You may recall that I wrote in this space last year about my unease with our traditional term to describe those of us who hunt and fish. We’ve called ourselves “sportsmen” for the better part of a century, and while the term describes a certain type of person, it leaves some people out of the club.
I’m not the most politically correct person you’ll meet, but I do think that language matters. In this age of inclusiveness, people are hyper-sensitive being excluded by terms that seem to favor one group over others. Add to that the documented decline in traditional hunters in America. As a dwindling community we should be looking for any term that helps add to our ranks.
Last year I introduced the gender-neutral term “chaser” to describe our pursuit of wild animals. Taken deeper down the linguistic rabbithole, the term echoes the French term for hunter, which is “chasseur.”
It will be no surprise to anyone that the term didn’t exactly catch fire—maybe because of the French connotations, maybe because we hunters think ourselves as catchers more than simply chasers. Consequently, we’re still using “sportsmen” to describe our male-dominated fraternity. So, I’d like to try again, in the hopes that we can expand the parlance of our predilection.
I propose the term “trustee” to describe those of us who fund wildlife management in this country, those of us who buy hunting gear, who buy hunting licenses, and who abide by the laws—both written and unwritten—that define the proper way to chase wildlife. The term, like all terms, is loaded, but it harkens back to the essence of our role in the very American way that we manage wildlife.

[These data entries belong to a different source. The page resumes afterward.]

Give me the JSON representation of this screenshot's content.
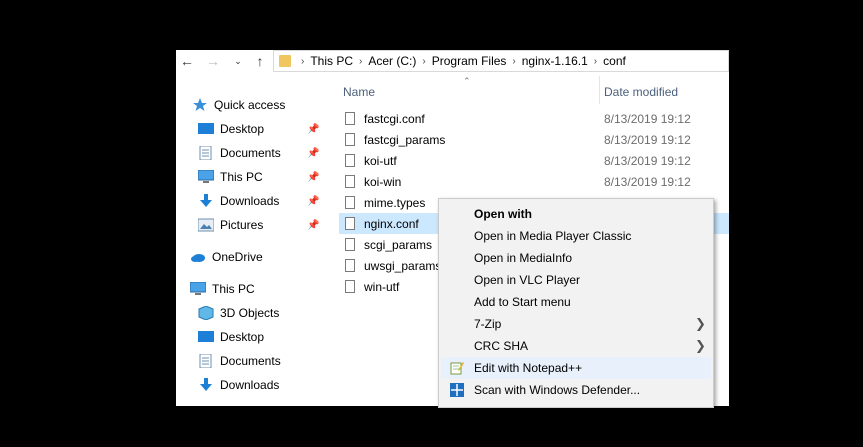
{
  "address_bar": {
    "crumbs": [
      "This PC",
      "Acer (C:)",
      "Program Files",
      "nginx-1.16.1",
      "conf"
    ]
  },
  "nav_pane": {
    "items": [
      {
        "label": "Quick access",
        "icon": "star-icon"
      },
      {
        "label": "Desktop",
        "icon": "desktop-icon",
        "pinned": true
      },
      {
        "label": "Documents",
        "icon": "documents-icon",
        "pinned": true
      },
      {
        "label": "This PC",
        "icon": "computer-icon",
        "pinned": true
      },
      {
        "label": "Downloads",
        "icon": "download-icon",
        "pinned": true
      },
      {
        "label": "Pictures",
        "icon": "pictures-icon",
        "pinned": true
      },
      {
        "label": "OneDrive",
        "icon": "cloud-icon"
      },
      {
        "label": "This PC",
        "icon": "computer-icon"
      },
      {
        "label": "3D Objects",
        "icon": "cube-icon"
      },
      {
        "label": "Desktop",
        "icon": "desktop-icon"
      },
      {
        "label": "Documents",
        "icon": "documents-icon"
      },
      {
        "label": "Downloads",
        "icon": "download-icon"
      }
    ]
  },
  "file_list": {
    "columns": {
      "name": "Name",
      "date": "Date modified"
    },
    "files": [
      {
        "name": "fastcgi.conf",
        "date": "8/13/2019 19:12"
      },
      {
        "name": "fastcgi_params",
        "date": "8/13/2019 19:12"
      },
      {
        "name": "koi-utf",
        "date": "8/13/2019 19:12"
      },
      {
        "name": "koi-win",
        "date": "8/13/2019 19:12"
      },
      {
        "name": "mime.types",
        "date": ""
      },
      {
        "name": "nginx.conf",
        "date": "",
        "selected": true
      },
      {
        "name": "scgi_params",
        "date": ""
      },
      {
        "name": "uwsgi_params",
        "date": ""
      },
      {
        "name": "win-utf",
        "date": ""
      }
    ]
  },
  "context_menu": {
    "items": [
      {
        "label": "Open with",
        "bold": true
      },
      {
        "label": "Open in Media Player Classic"
      },
      {
        "label": "Open in MediaInfo"
      },
      {
        "label": "Open in VLC Player"
      },
      {
        "label": "Add to Start menu"
      },
      {
        "label": "7-Zip",
        "submenu": true
      },
      {
        "label": "CRC SHA",
        "submenu": true
      },
      {
        "label": "Edit with Notepad++",
        "icon": "notepad-plus-plus-icon",
        "highlighted": true
      },
      {
        "label": "Scan with Windows Defender...",
        "icon": "windows-defender-icon"
      }
    ]
  },
  "colors": {
    "selection": "#cce8ff",
    "header_text": "#4c607a",
    "menu_bg": "#f2f2f2",
    "folder_yellow": "#f0c75e",
    "accent_blue": "#1e7fd6"
  }
}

You’ve undoubtedly heard of the North American model of wildlife conservation (if you haven’t, then download almost any archived episode of our podcast, On Gravel, and hear Ryan Bronsen extol the virtues of this model). It establishes that wildlife is owned by everyone, and is held in trust by state and provincial wildlife agencies, who manage it according to scientific principles and democratic distribution. When we individuals buy a license, we accept our trust responsibilities to take only what we can use, to obey all other rules, and to pursue animals in an ethical and sustainable manner.

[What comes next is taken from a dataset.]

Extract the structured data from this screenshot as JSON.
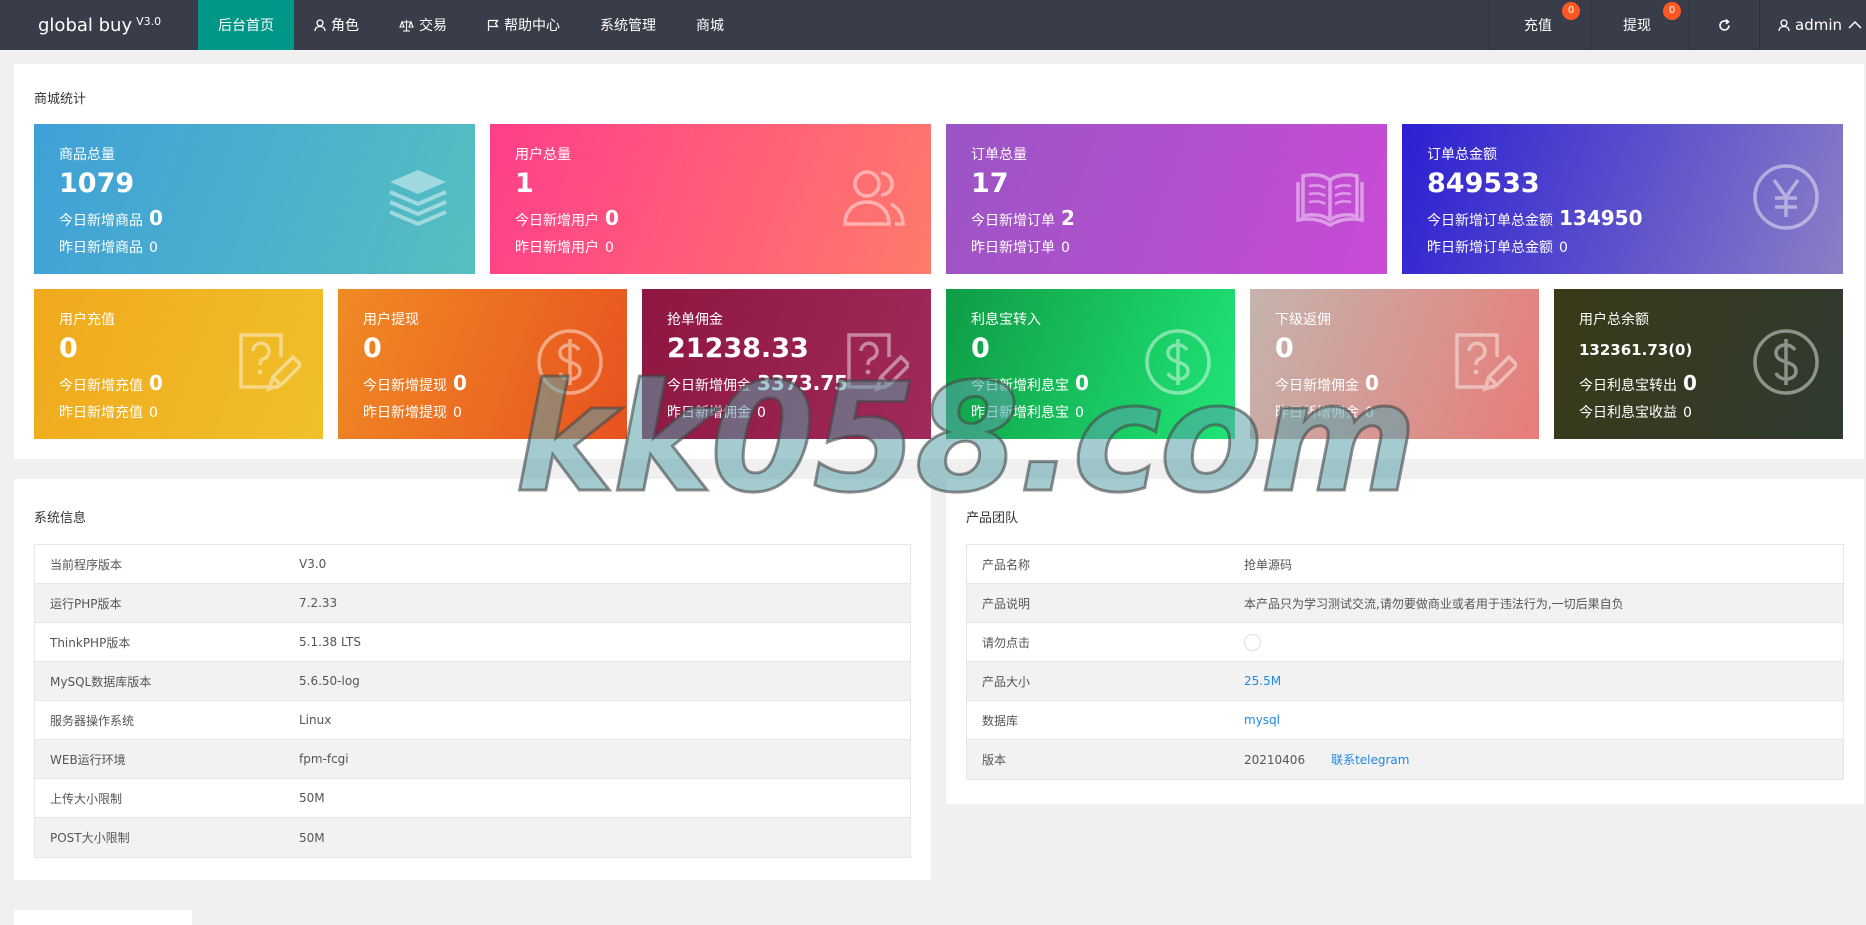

In essence, we hunters (and anglers) are trustees of this public resource. So what better term to describe our community. We are wildlife trustees, or in short, trustees. It’s a noble term, asking members to uphold high and community-minded ideals. It’s an inclusive term, not singling out a specific gender or singular type of pursuit. It’s an ambitious term. If you accept that you are a trustee, then you are required to uphold the highest and best purposes of the public resource that you’re entrusted with. And it’s expansive enough that it allows us to carve out specific definitions. Some of us might be bass trustees. Others elk trustees.
It also implies fiduciary responsibility. Just as a school district’s trustees are responsible for appropriate use of public funds, a wildlife trustee is entrusted with upholding the assets of our rich heritage, the wild animals that we share in common, but pursue with purpose as licensed, capable, appreciative protectors and beneficiaries of our public resource.
So, welcome to the club, fellow “trustee.” Now, go out and add to our ranks.